Im Alten Postlager ist es zurzeit zwar ziemlich leer, dafür ist der Platz vor der Halle aber zum Leben erweckt worden. Dort ist jetzt der „Postgarten“. Was es damit auf sich hat, lest ihr hier.

Am Alten Postlager gibt es jetzt einen „Postgarten“

Das Alte Postlager ist wegen der Corona-Einschränkungen zwar aktuell noch geschlossen, im Außenbereich ist aber einiges los. Seit Anfang Juni hat dort der „Postgarten“ eröffnet. Das Team der „Kleinen Pause“, das normalerweise im Alten Postlager vor allem Flammkuchen, Kaffee und andere Getränke anbietet, hat die Fläche vor der Halle umgestaltet.
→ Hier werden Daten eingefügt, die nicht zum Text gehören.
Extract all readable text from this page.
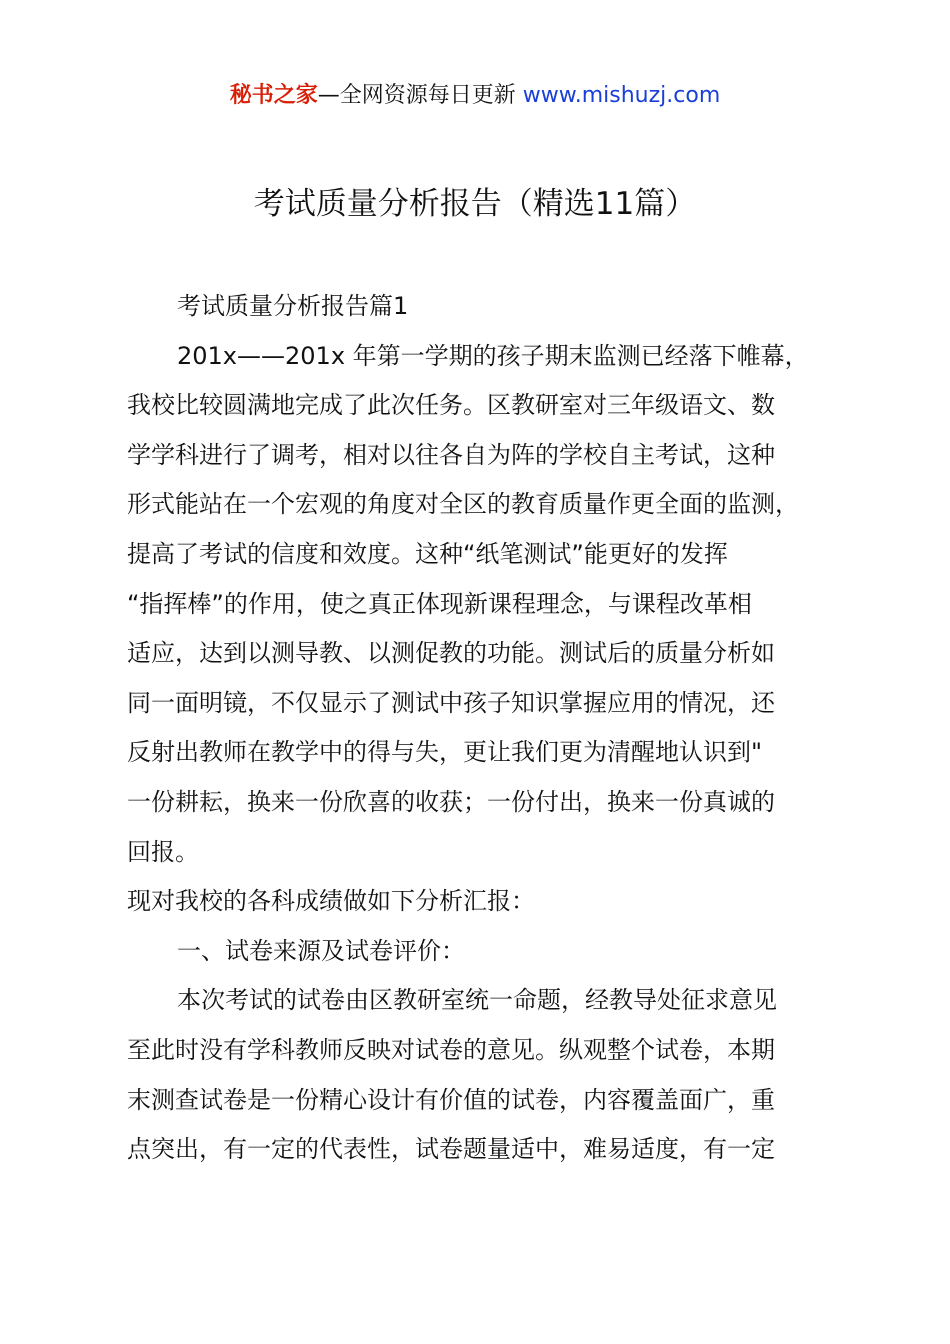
秘书之家—全网资源每日更新 www.mishuzj.com
考试质量分析报告（精选11篇）
考试质量分析报告篇1
201x——201x 年第一学期的孩子期末监测已经落下帷幕，
我校比较圆满地完成了此次任务。区教研室对三年级语文、数
学学科进行了调考，相对以往各自为阵的学校自主考试，这种
形式能站在一个宏观的角度对全区的教育质量作更全面的监测，
提高了考试的信度和效度。这种“纸笔测试”能更好的发挥
“指挥棒”的作用，使之真正体现新课程理念，与课程改革相
适应，达到以测导教、以测促教的功能。测试后的质量分析如
同一面明镜，不仅显示了测试中孩子知识掌握应用的情况，还
反射出教师在教学中的得与失，更让我们更为清醒地认识到"
一份耕耘，换来一份欣喜的收获；一份付出，换来一份真诚的
回报。
现对我校的各科成绩做如下分析汇报：
一、试卷来源及试卷评价：
本次考试的试卷由区教研室统一命题，经教导处征求意见
至此时没有学科教师反映对试卷的意见。纵观整个试卷，本期
末测查试卷是一份精心设计有价值的试卷，内容覆盖面广，重
点突出，有一定的代表性，试卷题量适中，难易适度，有一定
„Wir als ‘Kleine Pause’ haben uns gedacht: Das ganze Potential vor der Halle ist einfach zu schön, um es nicht zu nutzen“, erklärt das Team rund um die Brüder Marcel und Julian Momberg und ihre Kindheitsfreunde Ivo Topalovic und Steffen Fels. „So haben wir uns entschlossen, das Ganze mal anzugehen, den Außenbereich neu zu gestalten, Tische, Bänke, eine Holz-Trennwand zu bauen und ganz viele Pflanzen zu holen, um den ‚Postgarten‘ zu eröffnen!“

Auf der Karte stehen Weine, Biere, alkoholfreie Getränke, aber auch Hochprozentiges wie Gin, Wodka und Kurze. Zu essen gibt es Flammkuchen vom Team der „Kleinen Pause“ und Falafel, Kofta und Pommes von „Cairo65“. „Generell soll der ‘Postgarten’ genau so ein Gemeinschaftsprojekt sein wie das Alte Postlager vorher auch“, sagt das Team. Aktuell werden auch die Deutschland-Spiele vor Ort übertragen.

Der „Postgarten“ soll den ganzen Sommer über geöffnet bleiben. „Er bildet das Tagesgeschäft ab und sobald es wieder möglich ist, wird das Alte Postlager innen als Eventlocation genutzt.“ Geöffnet ist der „Postgarten“ donnerstags bis samstags von 16 bis 23 Uhr. Donnerstags ist „Schnaperol-Tag“ - dann gibt es Aperol Spritz für 5 Euro. Ab Juli wird das Lokal wahrscheinlich auch mittwochs öffnen. Reservieren kann man, muss man aber nicht. Von den 100 Sitzplätzen werden immer ein paar für spontane Besucher freigehalten.